Berkshire West, a converted apartment building at 3000 W. Devon Ave., is typical of the new spate of condo buildings. At press time, 16 one- and two-bedroom units were priced from the $160s to the $230s.
The word is out, Smith says, that West Rogers Park is affordable compared to many neighborhoods.
In fact, local parks are better than good, and they’re plentiful. Little leaguers do battle at Thillens Baseball Stadium at Devon and Kedzie avenues. Warren Park, 6601 N. Western Ave., has a nine-hole golf course, a skateboard facility, baseball batting cages and an ice-rink. Indian Boundary Park, 2500 W. Lunt Ave., has a small zoo, tennis courts, a duck pond and a cultural center, which offers dance, theater and art classes to children and adults.
Morrine Sweer grew up in West Rogers Park and decided to stay in the family-friendly neighborhood when she had kids. “I can’t get away. I just moved one block west when I bought a home,” she laughs.
Sweer isn’t the only one. West Rogers Park has the largest population of residents aged 65 or older in Chicago, mostly because “nobody wants to leave,” according to Stone, whose political longevity is another example of the neighborhood’s unchanging character. Stone, who has a signed photo of Farrah Fawcett on his office wall, celebrated his 33rd anniversary as alderman on July 5.
But even if West Rogers Park is relatively stable and staid, developers continue to knock at the door, sparking debates about its future. Residents have opposed some of the new condo projects, fearing heavy traffic and architecture at odds with the surrounding single-family homes.

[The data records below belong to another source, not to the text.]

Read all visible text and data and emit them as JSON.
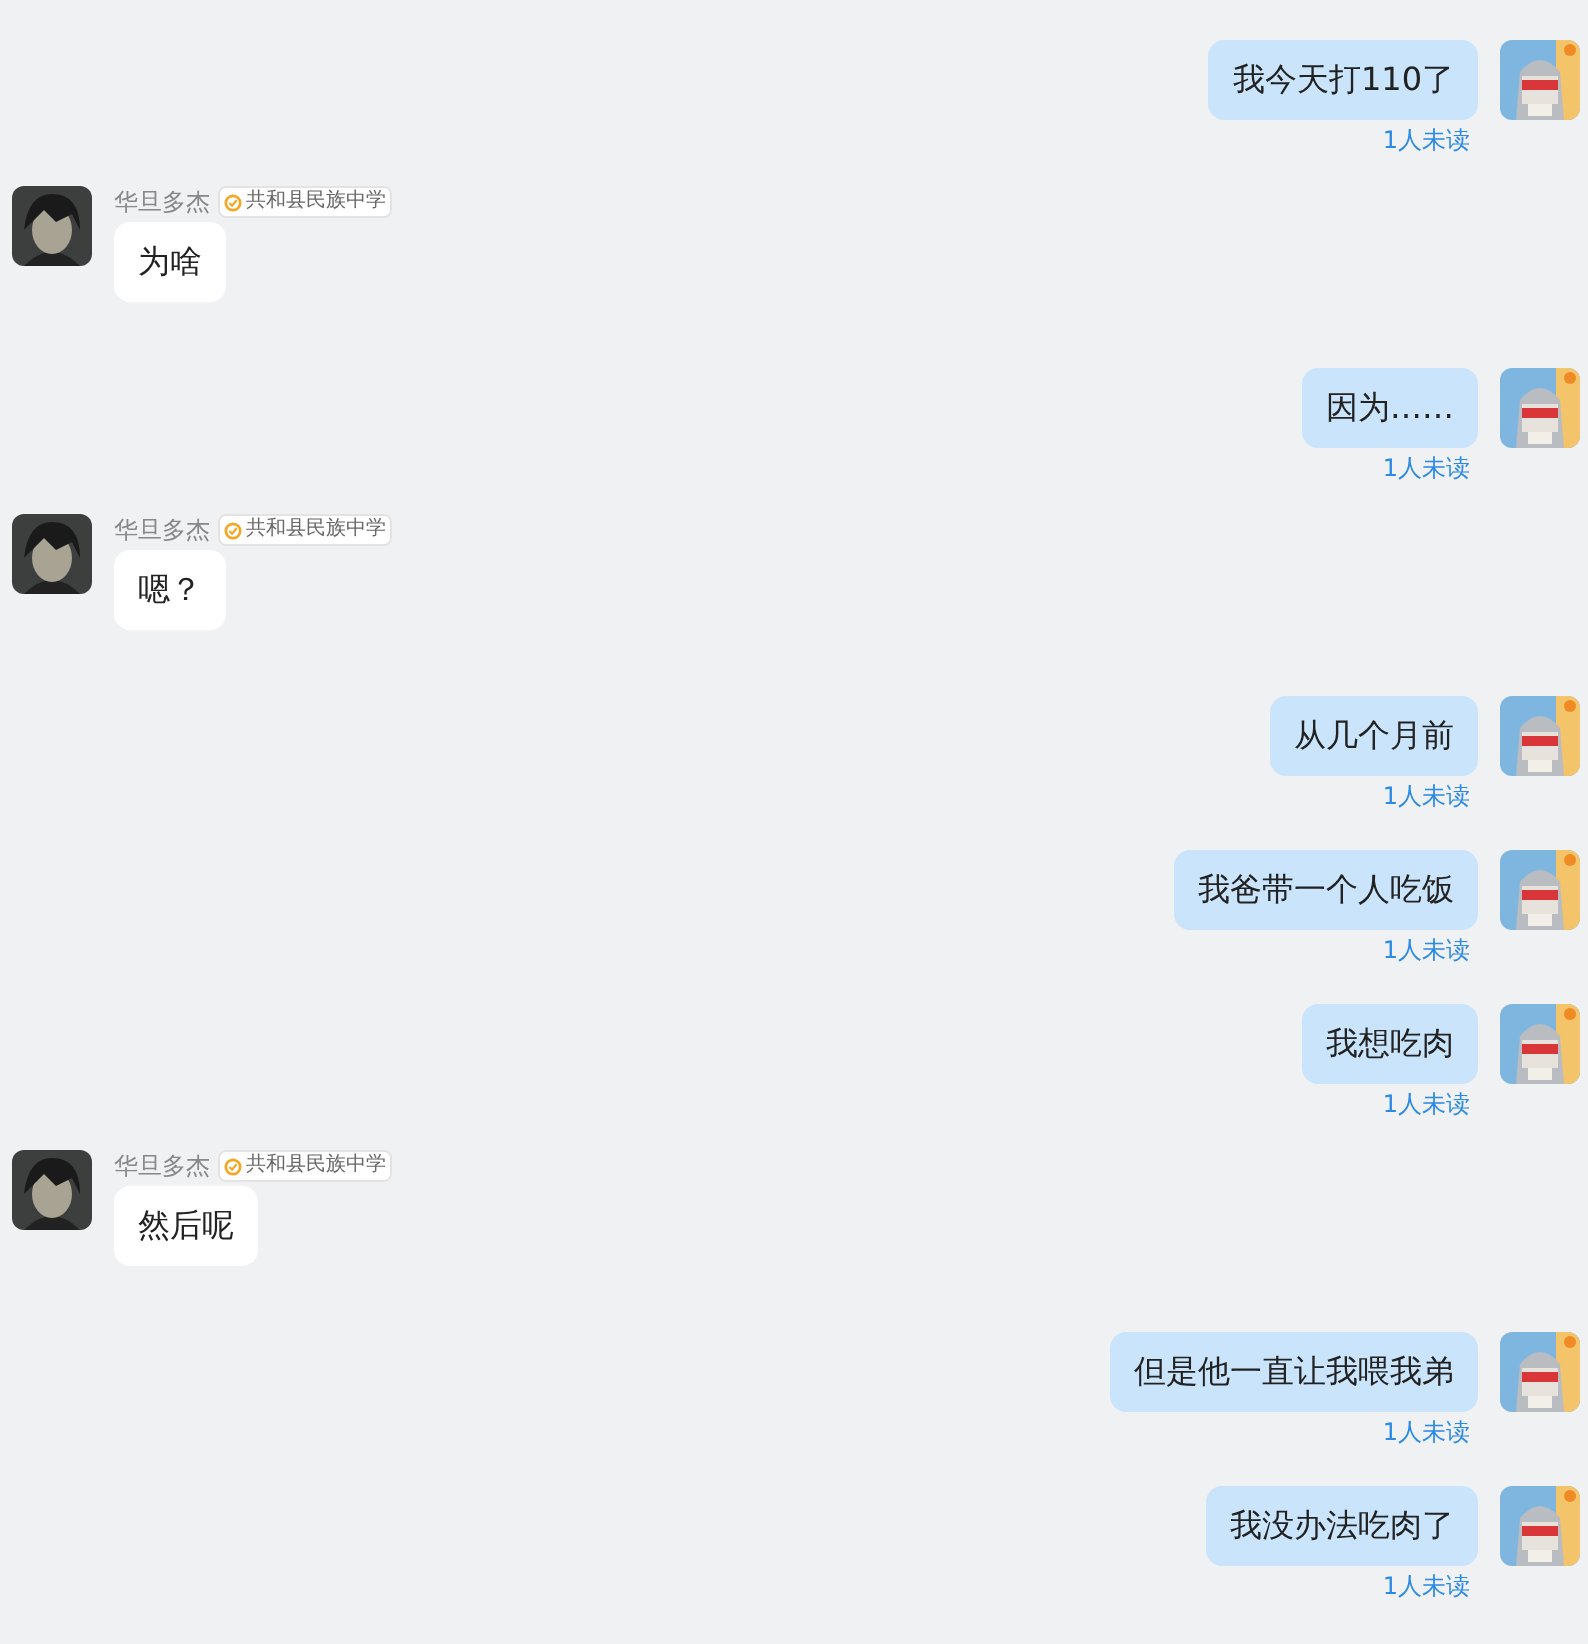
{
  "messages": [
    {
      "kind": "outgoing",
      "text": "我今天打110了",
      "receipt": "1人未读"
    },
    {
      "kind": "incoming",
      "sender": "华旦多杰",
      "badge": "共和县民族中学",
      "text": "为啥"
    },
    {
      "kind": "outgoing",
      "text": "因为……",
      "receipt": "1人未读"
    },
    {
      "kind": "incoming",
      "sender": "华旦多杰",
      "badge": "共和县民族中学",
      "text": "嗯？"
    },
    {
      "kind": "outgoing",
      "text": "从几个月前",
      "receipt": "1人未读"
    },
    {
      "kind": "outgoing",
      "text": "我爸带一个人吃饭",
      "receipt": "1人未读"
    },
    {
      "kind": "outgoing",
      "text": "我想吃肉",
      "receipt": "1人未读"
    },
    {
      "kind": "incoming",
      "sender": "华旦多杰",
      "badge": "共和县民族中学",
      "text": "然后呢"
    },
    {
      "kind": "outgoing",
      "text": "但是他一直让我喂我弟",
      "receipt": "1人未读"
    },
    {
      "kind": "outgoing",
      "text": "我没办法吃肉了",
      "receipt": "1人未读"
    }
  ]
}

Locals aren’t averse to all change, but opinions differ on what sort of changes will be best for the neighborhood and how to achieve them.
Most residents agree that the commercial corridors of Western and Touhy avenues, with their shuttered shops and poorly maintained buildings, are in dire need of improvement. Jewish businesses along Western have suffered as their patrons have moved to the suburbs in the last five years, according to Amie Zander, executive director of the West Ridge Chamber of Commerce.
At press time, the City Council was scheduled to vote on a proposed tax-increment financing district designed to rejuvenate 250 acres in the neighborhood, centered on Touhy, Western and Sacramento avenues. Observers said the motion likely would pass.
Greg Brewer, director of community group Citizens for Responsible Development and an architect at Skidmore Owings and Merrill, intends to run for alderman against Stone next year. Brewer claims that planning in the neighborhood is ad hoc and lacks vision. He worries that TIF revenues will be spent on isolated private developments rather than on public works that stimulate private investment.
Stone disagrees, pointing out that the city intends to use TIF revenues to construct an elementary school at 6100 N. Whipple St. within three years. The local Boone and Clinton elementary schools are overcrowded and have resorted to renting space from a synagogue and a Catholic church.
Zander, from the chamber of commerce, hopes the TIF will stimulate mainstream retail, noting that many American-born residents of West Rogers Park, including the children of immigrants, shop in Evanston, Lincolnwood and Andersonville. Locals would welcome a Gap, a bookstore, Mexican, American or Italian restaurants and a café, “although not necessarily a Starbucks,” she says.